Design for my business card. Not very business-like, is it? Me neither.

Check Perspective
You don't have to use perspective, you can draw things flat, like a medieval tapestry, or a kindergarten painting.
But be decisive, don't half-use perspective, it makes the viewer uneasy. In Perspecive, all horizontal lines, like the edges of these square tins eventually converge to a point in the distance. Find that point. Check that ALL the lines converge. Check that as distance increases, objects get smaller in the right proportions.


Vanilla, Rose, and  Blueberry Tea window box garden

I didn't trace this one, so had to work the perspective out myself. Its not too bad, but not good. 
The hand-drawn lines allow me to be forgiven - everything is wonky.
Except the idea. Nothing wrong with that.
Growing your own Vanilla, Rose and Blueberry tea window-box garden: its completely possible.

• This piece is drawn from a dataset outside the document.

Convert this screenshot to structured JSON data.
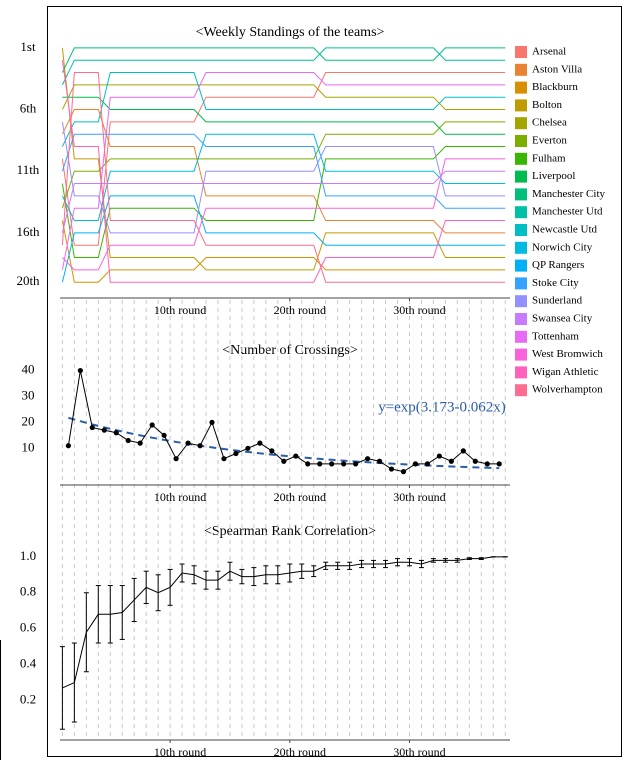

Somebody please have a go and bring this picture to life for me.  


Cecilia and Kohei working, July 2010
Permaculture workshop July, with concrete wall making

Asabas garden November 2010

Asaba's garden after declutter but before construction June 2010

.
With a vision, the energy to create just appears.


8 comments:

Øyvind Holmstad said...

Your drawings are so full of the 15 properties of life, like alternating repetition, thick boundaries etc.

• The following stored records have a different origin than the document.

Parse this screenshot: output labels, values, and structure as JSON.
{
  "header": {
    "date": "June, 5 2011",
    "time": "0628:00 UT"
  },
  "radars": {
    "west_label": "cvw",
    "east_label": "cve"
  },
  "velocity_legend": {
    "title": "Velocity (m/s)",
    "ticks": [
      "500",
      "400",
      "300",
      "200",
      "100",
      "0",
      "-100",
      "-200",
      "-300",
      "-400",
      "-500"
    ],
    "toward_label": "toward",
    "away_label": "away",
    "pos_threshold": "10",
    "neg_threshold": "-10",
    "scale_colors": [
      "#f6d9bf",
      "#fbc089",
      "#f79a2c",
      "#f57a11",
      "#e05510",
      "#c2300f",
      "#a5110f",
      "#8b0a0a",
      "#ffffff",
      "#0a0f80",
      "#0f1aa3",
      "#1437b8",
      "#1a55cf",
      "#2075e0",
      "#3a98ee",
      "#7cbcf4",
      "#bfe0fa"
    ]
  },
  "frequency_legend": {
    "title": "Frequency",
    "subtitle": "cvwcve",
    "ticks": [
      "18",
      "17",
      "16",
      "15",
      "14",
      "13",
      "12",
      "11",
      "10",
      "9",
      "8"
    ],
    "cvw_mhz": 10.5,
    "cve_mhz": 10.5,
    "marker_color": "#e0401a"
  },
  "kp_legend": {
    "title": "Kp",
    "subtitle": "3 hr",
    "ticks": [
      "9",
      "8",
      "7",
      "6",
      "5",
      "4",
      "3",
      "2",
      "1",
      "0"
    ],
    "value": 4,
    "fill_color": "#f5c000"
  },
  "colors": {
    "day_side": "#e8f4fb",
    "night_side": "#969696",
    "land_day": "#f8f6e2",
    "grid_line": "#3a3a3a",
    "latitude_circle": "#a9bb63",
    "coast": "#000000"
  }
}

I just started looking into Nikos Salingaros last book, Twelve Lectures on Architecture, it's fantastic! The 15 properties are described here, together with hundreds of other techniques and calculations needed to make things beautifull. The book is like a big tool box.

Sarah said...

Thanks for these tips. I love your artwork and always wish I could do the same, to bring to life the vision in my head so I can show people then they can fall in love with the potential garden.
You've inspired me to give it a go rather than saying it is my mother and sisters with the creative genes

Gayle said...

I am totally in awe of your talent - your drawings are absolutely beautiful. Your business card is wonderful too.

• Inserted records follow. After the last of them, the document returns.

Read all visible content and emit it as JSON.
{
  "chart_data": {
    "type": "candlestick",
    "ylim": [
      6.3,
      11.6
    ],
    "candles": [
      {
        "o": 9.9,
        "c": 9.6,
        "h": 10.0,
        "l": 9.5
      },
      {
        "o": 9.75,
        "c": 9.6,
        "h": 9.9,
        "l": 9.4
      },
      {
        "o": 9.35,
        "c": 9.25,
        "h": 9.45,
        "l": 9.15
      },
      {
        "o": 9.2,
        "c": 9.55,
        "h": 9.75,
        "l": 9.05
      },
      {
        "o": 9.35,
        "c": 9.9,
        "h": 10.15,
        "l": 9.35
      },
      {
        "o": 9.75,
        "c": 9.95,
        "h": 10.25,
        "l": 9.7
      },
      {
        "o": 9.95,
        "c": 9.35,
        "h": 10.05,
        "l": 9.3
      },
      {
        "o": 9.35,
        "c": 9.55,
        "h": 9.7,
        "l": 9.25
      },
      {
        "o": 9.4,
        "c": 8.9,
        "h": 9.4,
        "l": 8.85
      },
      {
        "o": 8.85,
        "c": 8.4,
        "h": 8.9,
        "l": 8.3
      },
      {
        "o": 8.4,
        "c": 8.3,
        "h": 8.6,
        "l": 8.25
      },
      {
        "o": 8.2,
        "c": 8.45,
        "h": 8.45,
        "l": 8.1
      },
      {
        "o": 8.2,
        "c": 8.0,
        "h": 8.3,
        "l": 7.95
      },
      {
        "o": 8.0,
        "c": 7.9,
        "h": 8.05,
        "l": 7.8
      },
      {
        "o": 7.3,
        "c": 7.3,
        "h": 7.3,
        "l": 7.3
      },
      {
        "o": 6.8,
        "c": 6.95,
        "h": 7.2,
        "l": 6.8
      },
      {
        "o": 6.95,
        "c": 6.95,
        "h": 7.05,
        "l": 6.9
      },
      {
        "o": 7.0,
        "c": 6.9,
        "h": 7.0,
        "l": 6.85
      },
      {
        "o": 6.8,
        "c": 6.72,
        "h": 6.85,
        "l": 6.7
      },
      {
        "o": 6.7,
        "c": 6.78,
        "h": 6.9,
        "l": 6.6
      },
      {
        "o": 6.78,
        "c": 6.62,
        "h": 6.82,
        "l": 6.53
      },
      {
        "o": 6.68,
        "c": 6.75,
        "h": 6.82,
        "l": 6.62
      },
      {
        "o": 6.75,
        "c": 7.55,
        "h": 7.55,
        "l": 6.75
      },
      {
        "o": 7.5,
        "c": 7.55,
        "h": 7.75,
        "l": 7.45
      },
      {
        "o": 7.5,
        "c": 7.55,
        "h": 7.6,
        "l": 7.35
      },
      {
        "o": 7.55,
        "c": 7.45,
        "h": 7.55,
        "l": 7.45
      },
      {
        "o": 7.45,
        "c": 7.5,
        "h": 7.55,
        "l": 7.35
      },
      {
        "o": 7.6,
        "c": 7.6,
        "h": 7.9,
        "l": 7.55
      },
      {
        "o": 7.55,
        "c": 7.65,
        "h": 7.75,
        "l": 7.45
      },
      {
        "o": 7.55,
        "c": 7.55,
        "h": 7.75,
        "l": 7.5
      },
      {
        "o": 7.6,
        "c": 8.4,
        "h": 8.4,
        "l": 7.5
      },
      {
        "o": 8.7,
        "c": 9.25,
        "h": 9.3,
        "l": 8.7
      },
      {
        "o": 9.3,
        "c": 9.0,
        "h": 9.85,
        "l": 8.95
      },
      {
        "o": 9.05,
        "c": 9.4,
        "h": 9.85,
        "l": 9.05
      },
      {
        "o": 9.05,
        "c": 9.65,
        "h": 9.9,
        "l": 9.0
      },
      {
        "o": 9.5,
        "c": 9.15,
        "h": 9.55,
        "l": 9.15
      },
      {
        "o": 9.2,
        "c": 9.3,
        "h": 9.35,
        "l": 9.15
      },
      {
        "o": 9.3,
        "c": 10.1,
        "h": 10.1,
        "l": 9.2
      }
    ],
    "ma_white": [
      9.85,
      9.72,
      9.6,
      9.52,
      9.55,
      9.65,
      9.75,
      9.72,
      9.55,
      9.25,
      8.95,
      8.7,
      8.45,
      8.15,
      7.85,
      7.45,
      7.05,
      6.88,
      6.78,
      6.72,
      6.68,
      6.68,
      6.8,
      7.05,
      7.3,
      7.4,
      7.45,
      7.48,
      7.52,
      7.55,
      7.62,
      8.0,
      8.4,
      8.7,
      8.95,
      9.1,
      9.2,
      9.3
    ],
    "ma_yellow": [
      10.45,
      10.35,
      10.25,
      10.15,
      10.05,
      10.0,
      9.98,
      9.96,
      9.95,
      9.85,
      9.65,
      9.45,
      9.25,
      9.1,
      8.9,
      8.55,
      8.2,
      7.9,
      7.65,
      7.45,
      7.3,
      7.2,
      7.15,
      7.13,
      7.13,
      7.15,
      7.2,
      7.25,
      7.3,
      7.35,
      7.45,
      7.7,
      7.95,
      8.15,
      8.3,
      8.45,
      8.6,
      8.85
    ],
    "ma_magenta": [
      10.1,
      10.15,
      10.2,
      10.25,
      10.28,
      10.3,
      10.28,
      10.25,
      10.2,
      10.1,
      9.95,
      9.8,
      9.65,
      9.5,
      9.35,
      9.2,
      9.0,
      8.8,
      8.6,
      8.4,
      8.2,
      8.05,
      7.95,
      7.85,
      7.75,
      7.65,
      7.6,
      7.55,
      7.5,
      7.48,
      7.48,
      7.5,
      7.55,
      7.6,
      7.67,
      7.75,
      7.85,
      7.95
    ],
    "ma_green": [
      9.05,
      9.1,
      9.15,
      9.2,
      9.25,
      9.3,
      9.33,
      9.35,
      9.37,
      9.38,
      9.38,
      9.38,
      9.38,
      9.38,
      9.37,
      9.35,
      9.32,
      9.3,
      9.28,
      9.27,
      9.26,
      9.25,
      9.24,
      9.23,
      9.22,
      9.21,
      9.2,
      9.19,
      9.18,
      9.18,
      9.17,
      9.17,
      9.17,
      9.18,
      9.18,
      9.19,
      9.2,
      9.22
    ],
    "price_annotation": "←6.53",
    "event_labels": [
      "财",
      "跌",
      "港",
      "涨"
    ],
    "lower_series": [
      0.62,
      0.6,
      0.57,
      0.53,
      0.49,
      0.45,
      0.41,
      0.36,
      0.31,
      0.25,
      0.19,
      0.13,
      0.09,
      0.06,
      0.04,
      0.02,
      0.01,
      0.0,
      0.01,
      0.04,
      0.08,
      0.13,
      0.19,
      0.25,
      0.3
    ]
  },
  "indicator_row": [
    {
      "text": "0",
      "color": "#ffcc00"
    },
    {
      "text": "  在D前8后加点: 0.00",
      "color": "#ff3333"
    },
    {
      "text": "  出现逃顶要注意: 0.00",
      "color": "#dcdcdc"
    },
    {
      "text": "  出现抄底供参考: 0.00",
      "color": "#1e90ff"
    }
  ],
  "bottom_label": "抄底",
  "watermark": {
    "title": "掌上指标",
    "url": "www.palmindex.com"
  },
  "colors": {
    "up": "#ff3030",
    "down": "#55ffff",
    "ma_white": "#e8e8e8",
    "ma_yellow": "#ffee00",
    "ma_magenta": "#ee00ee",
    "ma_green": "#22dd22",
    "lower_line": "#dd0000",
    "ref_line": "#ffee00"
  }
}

Do you sell your illustrations?

Em said...

Thanks for another great post! I am almost finished my PDC and preparing to start my own business so these tips will definitely come in handy! Just a quick question - do you have a particular favourite brand of markers and what sort of paper do you use? One thing I adore about your illustrations is the colours and the almost waterpaint-like blended effect. I would love to be able to do something similar!

Cecilia Macaulay said...

Gale, thankyou! I have a set of 8 postcards and stories, which I sell when I do presentations. I wonder how I could sell them on the internet? Right now I'm working on some illustrated How-To minibooks, but I don't know where to find a pretty bok designer. Any introductions and advice very welcome : )

Cecilia Macaulay said...

Dear Sarah and Gale,
I'm so glad this post was useful. I use Japanese Copic pens on humble photocopy paper. Someone once asked why my colors are restricted to just pink and green. I said its because the pens cost $12 each, and I have to saving up to add a color. But because they are refillable, and blendable, I've been using the same ones since I started drawing in 2003.

I will be running workshops later this month, in getting started as a drawing, working permaculture designer. Every street needs one.
x

Cecilia Macaulay said...

Oyvind, its always great to have your comments. Im thinking, the reason we admire Alexanders thinking is because he describes things that as lovers of beauty and life, we already know. I wonder why we do? Early exposure, maybe? I grew up in an Edwardian Era-Farmhouse, it was beautiful.

Gayle said...

Hi Cecilia,
Regarding your garden illustrations book designer - here are a couple of links you might have a look at:
http://pentacorbookdesign.co.uk/
http://www.bookillustrators.org.uk/

As far as selling them on the web - I have a gardening website. Maybe we could do something together? I'm at www.garden-and-patio-inspiration.co.uk if you want to take a look.